Shiva war durch den Verlust seiner geliebten Sati immobilisiert und in sich selbst versunken. Parvati, Sati’s Inkarnation, versuchte Shiva’s Aufmerksamkeit auf sich zu ziehen, aber Shiva entzog sich jeglichen Kontaktes.

So entschloss sich Parvati sich in die Berge zurückzuziehen und eine intensive Periode von tapas auf sich zu nehmen. Sie fokussiert ihren Geist, übte gar yogische Positionen und gestattet nichts und niemanden sie in dieser intensiven Zeit der Transformation zu unterbrechen. Sie richtet all ihre Energien, all ihre Konzentration auf Shiva. Sie singt seinen Namen ununterbrochen bis ihr Herz in Flammen steht.

Parvati’s tapas erschütterte die Erde, es brodelte in den Meeren, es polterte bis in die himmlischen Sphären, und es drohte das Gewebe des Universums in Stücke zu reißen. Rishis und himmlische Wesen kamen zusammen aus Angst Parvati‘s loderndes tapas werde alles in sich verschlingen. Aber nichts, rein gar nichts konnte Parvati aufhalten. Sie war die Naturgewalt schlechthin, himmlisch und höllisch zugleich.  

Einzig Shiva’s Aufmerksamkeit würde ihr wildes Herz besänftigen.  

Am Höhepunkt von Parvati’s tapas, welches sich über tausende Jahre zog, wurde Shiva aus seiner Vertiefung gerüttelt.
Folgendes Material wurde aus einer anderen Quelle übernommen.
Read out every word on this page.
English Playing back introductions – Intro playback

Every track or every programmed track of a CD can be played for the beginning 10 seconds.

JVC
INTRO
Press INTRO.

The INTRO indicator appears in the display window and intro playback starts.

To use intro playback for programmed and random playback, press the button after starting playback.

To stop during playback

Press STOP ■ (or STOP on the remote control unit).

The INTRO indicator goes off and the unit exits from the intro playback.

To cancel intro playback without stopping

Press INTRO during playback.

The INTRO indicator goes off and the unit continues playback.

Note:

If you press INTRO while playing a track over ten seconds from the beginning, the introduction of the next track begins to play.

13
In ihm rührte sich das intuitive Wissen, dass dieses junge Mädchen, Parvati, die gegenwärtige Inkarnation seiner verloren geglaubten Liebe, Sati, sei.

Parvati ist die Verkörperung Shaktis, der kreativen, schöpferischen, weiblichen Energie, welche Shiva aus seiner Versenkung und Selbstverlorenheit in die Interaktion mit der Welt zurückholte.  

Diese Legende illustriert metaphorisch die schöpfende Kraft der weiblichen Energie, diese potente, monumentale Lebenskraft. In tantrischer Mythologie ist das Feminine, jenes Prinzip, welches das Mysteriöse des Lebens verschlüsselt in sich trägt.  

Es ist liebevoll, nährend, lustvoll, aber auch kompromisslos und unkontrollierbar. Und wenn es mal in Wut und Rage gerät, kann es nichts beschwichtigen und zurückhalten.  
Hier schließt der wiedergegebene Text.